Limiting the evidence to the Medicaid amount would contravene the collateral source rule and result in a windfall for the defendant doctor, the Supreme Court said.
Both the amount paid by Medicaid and the physician’s full bill were admissible for the jury to consider in determining the plaintiff’s damages, the Supreme Court ruled.
The decision upholds a verdict of more than $2 million for the plaintiff.
The case is Haselden v. Davis (South Carolina Lawyers Weekly No. 011-046-03, 8 pages). Justice John H. Waller Jr. wrote the opinion and Chief Justice Jean Hoefer Toal and Justice James E. Moore concurred. Justices E.C. Burnett III and Costa M. Pleicones dissented.
Facts
The decedent died of breast cancer in 1994. Her estate sued her treating physician and alleged that he was negligent in failing to timely read a suspicious mammogram.
The decedent had a mammogram in November 1991, but her breast cancer wasn’t diagnosed until June 1993. By that time, it had metastasized into her lymph nodes.
The trial court allowed the introduction of $77,905 in medical expenses billed to the decedent. The physician argued that only the expenses paid by Medicaid should be admitted into evidence — $24,109.
The jury awarded $1,082,103 to the decedent’s statutory beneficiaries and $1 million to her estate.
The physician appealed and the Appeals Court affirmed.
Ruling
The Supreme Court also affirmed.
“We find both the amount of the Medicaid payment and the amount billed by [the physician] were admissible to establish the amount of … damages,” Justice Waller wrote.
“[T]o hold that the plaintiff is limited to damages in the amount actually paid by Medicaid is contrary to the purposes behind the collateral source rule and would result in a windfall to the defendant tortfeasor,” he wrote.

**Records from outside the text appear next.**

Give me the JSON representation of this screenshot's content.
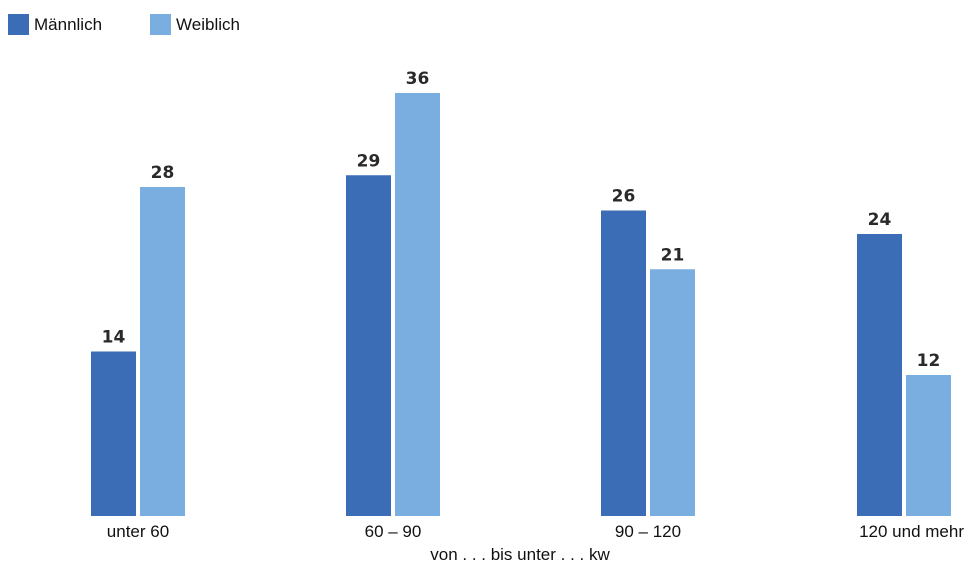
{
  "chart_data": {
    "type": "bar",
    "categories": [
      "unter 60",
      "60 – 90",
      "90 – 120",
      "120 und mehr"
    ],
    "series": [
      {
        "name": "Männlich",
        "values": [
          14,
          29,
          26,
          24
        ],
        "color": "#3a6db5"
      },
      {
        "name": "Weiblich",
        "values": [
          28,
          36,
          21,
          12
        ],
        "color": "#7aaee0"
      }
    ],
    "xlabel": "von . . . bis unter . . . kw",
    "ylabel": "",
    "ylim": [
      0,
      40
    ],
    "grid": false,
    "legend_position": "top-left"
  }
}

“In our view, a defendant physician who agrees to become a Medicaid provider, thereby agreeing to accept as compensation for medical services those amounts set forth in the Medicaid agreement, who thereafter bills a Medicaid patient for the full value of his services, may not claim that the true, reasonable value of those services is the lesser amount paid by Medicaid,” Justice Waller wrote.
The full amount of the physician’s bill was relevant to establish the reasonable value of the medical services rendered to the decedent, the Supreme Court held.
Dissent
In their dissenting opinion, Justices Burnett and Pleicones said that they believed the difference between the Medicaid payment and the full bill was not recoverable.

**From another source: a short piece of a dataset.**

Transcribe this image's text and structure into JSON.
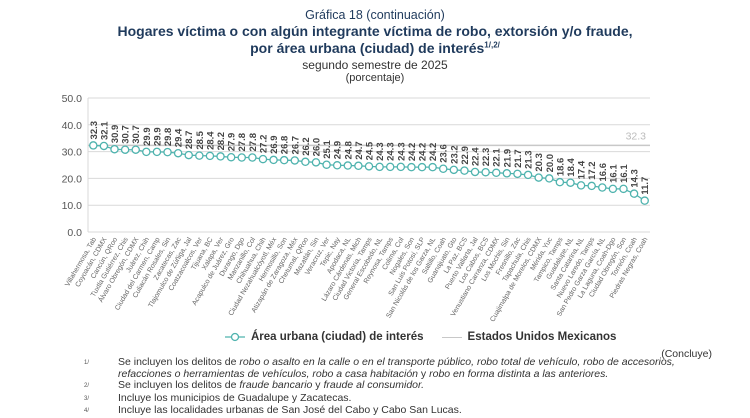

“Medicaid’s unique characteristics and the law of damages require finding only the amount paid by Medicaid is recoverable as compensatory damages,” Justice Burnett wrote.
“The difference between the amount billed and the amount paid, the amount in issue in this case, is ‘phantom’ money in that no one had paid the amount and no one will incur a debt for the amount,” he wrote.
The excess between the amount paid by Medicaid and the full amount of the physician’s bill did not fall within the scope of the collateral source rule, according to the dissent.
“It is not reasonable, under principles of compensatory damage law, to allow plaintiff to receive a windfall in damages of amounts for which no entity is liable,” Justice Burnett wrote. “The majority opinion predicates its definition of compensatory medical damages on the legal fiction that the billed amount … can be a reasonable amount of damages.
“In sum, this court’s opinion may be interpreted as a plaintiff’s right to be reimbursed for money that will never be expended,” he wrote.